In another study by Harris and colleagues, a survey was sent to program directors for all Urology training programs in the US to assess radiation safety awareness among urology. Out of 136 respondents, only 46% reported that radiation safety was part of their curriculum, 94% believed that infertility was potentially related to ionizing radiation exposure [16]. In our study, only 70% reported a relationship between ionizing radiation and the function of the gonads. Furthermore, US residents showed excellent compliance for Lead aprons (97%) and thyroid shields (99%) [16]. In Another study on Urology residents from twenty European countries, the compliance with Lead aprons was 75%, and 55% of respondents received radiation safety education, and only 50% know ALARA principle [15]. In our study, ALARA principle was only known by 24% of participants. Furthermore, another study showed that only 15% of Indian Urology residents received radiation safety education and 60% use radiation safety protective equipment [1s7].
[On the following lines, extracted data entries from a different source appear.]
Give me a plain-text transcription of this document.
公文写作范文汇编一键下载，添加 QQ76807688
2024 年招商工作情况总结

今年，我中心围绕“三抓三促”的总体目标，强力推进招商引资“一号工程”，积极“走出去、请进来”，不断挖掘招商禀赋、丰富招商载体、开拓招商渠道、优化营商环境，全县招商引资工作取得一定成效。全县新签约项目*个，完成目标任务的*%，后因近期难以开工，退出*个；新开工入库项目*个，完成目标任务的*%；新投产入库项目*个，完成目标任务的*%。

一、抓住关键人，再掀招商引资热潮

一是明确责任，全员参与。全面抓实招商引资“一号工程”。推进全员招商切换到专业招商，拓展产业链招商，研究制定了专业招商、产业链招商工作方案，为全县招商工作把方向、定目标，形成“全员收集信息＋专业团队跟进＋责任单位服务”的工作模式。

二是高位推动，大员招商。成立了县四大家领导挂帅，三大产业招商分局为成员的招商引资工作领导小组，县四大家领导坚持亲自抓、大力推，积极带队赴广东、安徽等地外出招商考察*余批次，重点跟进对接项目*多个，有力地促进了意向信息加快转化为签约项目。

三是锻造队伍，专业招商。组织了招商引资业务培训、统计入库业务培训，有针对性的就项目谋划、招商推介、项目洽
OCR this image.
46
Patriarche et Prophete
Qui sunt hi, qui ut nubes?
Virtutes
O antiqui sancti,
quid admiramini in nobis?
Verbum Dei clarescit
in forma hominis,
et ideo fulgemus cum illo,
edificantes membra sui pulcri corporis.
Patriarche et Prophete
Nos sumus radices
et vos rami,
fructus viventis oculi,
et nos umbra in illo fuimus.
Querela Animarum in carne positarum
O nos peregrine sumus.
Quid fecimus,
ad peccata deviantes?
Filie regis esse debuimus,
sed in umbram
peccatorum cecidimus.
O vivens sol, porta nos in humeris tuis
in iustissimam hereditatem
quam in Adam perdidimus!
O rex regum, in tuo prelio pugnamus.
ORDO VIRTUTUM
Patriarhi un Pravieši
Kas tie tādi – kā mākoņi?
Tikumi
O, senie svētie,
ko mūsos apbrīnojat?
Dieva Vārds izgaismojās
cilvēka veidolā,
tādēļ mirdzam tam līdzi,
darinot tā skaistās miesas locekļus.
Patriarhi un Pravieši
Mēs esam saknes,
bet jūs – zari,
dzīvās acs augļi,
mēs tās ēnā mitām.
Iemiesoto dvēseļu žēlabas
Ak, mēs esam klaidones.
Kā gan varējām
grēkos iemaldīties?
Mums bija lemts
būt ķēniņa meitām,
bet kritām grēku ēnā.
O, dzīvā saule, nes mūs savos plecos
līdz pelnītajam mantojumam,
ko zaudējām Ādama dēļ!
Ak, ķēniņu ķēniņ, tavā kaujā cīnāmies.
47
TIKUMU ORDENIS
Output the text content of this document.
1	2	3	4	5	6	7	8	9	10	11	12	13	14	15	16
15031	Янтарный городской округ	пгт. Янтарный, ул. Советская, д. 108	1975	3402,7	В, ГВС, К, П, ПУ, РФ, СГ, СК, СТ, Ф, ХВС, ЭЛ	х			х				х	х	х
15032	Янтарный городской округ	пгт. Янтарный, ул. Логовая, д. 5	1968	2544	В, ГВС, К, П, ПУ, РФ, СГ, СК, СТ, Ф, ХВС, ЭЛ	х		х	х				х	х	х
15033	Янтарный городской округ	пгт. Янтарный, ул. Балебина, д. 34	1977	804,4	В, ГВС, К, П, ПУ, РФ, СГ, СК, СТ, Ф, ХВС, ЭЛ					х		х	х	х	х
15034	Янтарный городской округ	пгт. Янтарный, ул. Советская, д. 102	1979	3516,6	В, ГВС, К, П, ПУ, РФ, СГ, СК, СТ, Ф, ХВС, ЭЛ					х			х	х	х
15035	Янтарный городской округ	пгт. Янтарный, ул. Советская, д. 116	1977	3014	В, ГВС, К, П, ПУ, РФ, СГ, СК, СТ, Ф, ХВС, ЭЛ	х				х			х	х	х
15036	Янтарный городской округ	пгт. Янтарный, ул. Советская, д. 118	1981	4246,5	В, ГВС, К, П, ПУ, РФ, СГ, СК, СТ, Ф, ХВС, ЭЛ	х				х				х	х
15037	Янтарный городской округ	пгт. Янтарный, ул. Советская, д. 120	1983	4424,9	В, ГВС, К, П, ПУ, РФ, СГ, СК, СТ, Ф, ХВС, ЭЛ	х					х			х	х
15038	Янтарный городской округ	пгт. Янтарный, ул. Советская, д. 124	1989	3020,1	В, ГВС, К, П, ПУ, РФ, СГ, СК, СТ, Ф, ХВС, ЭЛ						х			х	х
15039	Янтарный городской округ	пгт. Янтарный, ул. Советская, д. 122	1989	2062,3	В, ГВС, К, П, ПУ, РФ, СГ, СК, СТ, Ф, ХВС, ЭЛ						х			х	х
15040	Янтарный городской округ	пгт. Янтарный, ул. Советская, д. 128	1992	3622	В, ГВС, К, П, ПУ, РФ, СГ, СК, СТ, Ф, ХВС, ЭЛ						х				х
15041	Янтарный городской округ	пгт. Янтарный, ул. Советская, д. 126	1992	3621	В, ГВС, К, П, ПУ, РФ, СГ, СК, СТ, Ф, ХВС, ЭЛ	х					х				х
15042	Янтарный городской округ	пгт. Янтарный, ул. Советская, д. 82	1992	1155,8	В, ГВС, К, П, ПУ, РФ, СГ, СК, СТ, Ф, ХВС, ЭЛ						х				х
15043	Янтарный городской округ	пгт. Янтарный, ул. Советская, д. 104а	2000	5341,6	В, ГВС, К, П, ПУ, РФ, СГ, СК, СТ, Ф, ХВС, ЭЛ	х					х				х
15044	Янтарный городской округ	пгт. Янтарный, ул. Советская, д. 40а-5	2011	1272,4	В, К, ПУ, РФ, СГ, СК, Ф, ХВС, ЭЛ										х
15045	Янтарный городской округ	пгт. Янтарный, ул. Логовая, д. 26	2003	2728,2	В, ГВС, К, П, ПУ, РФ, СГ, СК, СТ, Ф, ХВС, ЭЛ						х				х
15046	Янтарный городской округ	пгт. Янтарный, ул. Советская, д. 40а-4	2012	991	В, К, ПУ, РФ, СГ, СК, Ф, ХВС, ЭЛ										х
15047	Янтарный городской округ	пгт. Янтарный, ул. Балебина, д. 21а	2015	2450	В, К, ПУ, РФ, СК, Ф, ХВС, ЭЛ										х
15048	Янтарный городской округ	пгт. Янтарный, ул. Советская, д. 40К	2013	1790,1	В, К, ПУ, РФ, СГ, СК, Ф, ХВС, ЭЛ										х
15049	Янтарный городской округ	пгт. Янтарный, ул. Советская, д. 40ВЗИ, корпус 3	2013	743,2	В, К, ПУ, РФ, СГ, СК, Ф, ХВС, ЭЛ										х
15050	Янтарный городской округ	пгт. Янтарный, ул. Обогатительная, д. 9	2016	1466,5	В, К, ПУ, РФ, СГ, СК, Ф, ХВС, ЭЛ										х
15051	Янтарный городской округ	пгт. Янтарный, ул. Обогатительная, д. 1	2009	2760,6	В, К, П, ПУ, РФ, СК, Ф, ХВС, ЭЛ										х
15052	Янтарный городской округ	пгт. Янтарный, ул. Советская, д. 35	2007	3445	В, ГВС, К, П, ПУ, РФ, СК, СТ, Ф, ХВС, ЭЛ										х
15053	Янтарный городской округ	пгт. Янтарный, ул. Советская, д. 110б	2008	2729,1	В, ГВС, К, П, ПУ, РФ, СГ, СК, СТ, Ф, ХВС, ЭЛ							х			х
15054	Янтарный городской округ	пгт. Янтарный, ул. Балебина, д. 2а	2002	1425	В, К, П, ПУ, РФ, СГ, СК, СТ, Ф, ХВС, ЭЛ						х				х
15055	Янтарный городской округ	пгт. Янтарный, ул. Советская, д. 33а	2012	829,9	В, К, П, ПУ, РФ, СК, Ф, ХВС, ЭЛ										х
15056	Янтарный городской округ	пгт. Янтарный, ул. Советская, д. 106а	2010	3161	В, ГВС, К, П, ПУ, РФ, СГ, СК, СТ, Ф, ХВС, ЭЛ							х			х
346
This study has several limitations as bias may result from the nature of respondents whether they were from radiation safety lovers or haters. Another bias may result from the non-equality in the distribution of responders from residents, specialists, consultants and professors, and the group with previous radiation safety course was only 6%. In addition, participants with higher experience such as professors might have reported shorter FT. Finally, this questionnaire is not validated but it was created by experts in the field. Nevertheless, this is the first study to provide this detailed analysis of the effect of radiation safety courses on the adoption of radiation safety measures. Also, it carries a strong message and recommendation to all Urology program directors to include radiation safety lectures in the curricula and to all Urology associations to include radiation safety courses in their annual meetings.

5 Conclusion

There was a lack of radiation safety awareness among Egyptian Urology Trainees and Urologist. Respondents who received radiation safety course showed significantly shorter FT during Endourologic procedures, and previous radiation safety course was the only predictor of better compliance with radiation safety measures. We encourage all Urology program directors to include radiation safety lectures in the curricula, and the EUA and Urology associations to include radiation safety courses in their annual meetings.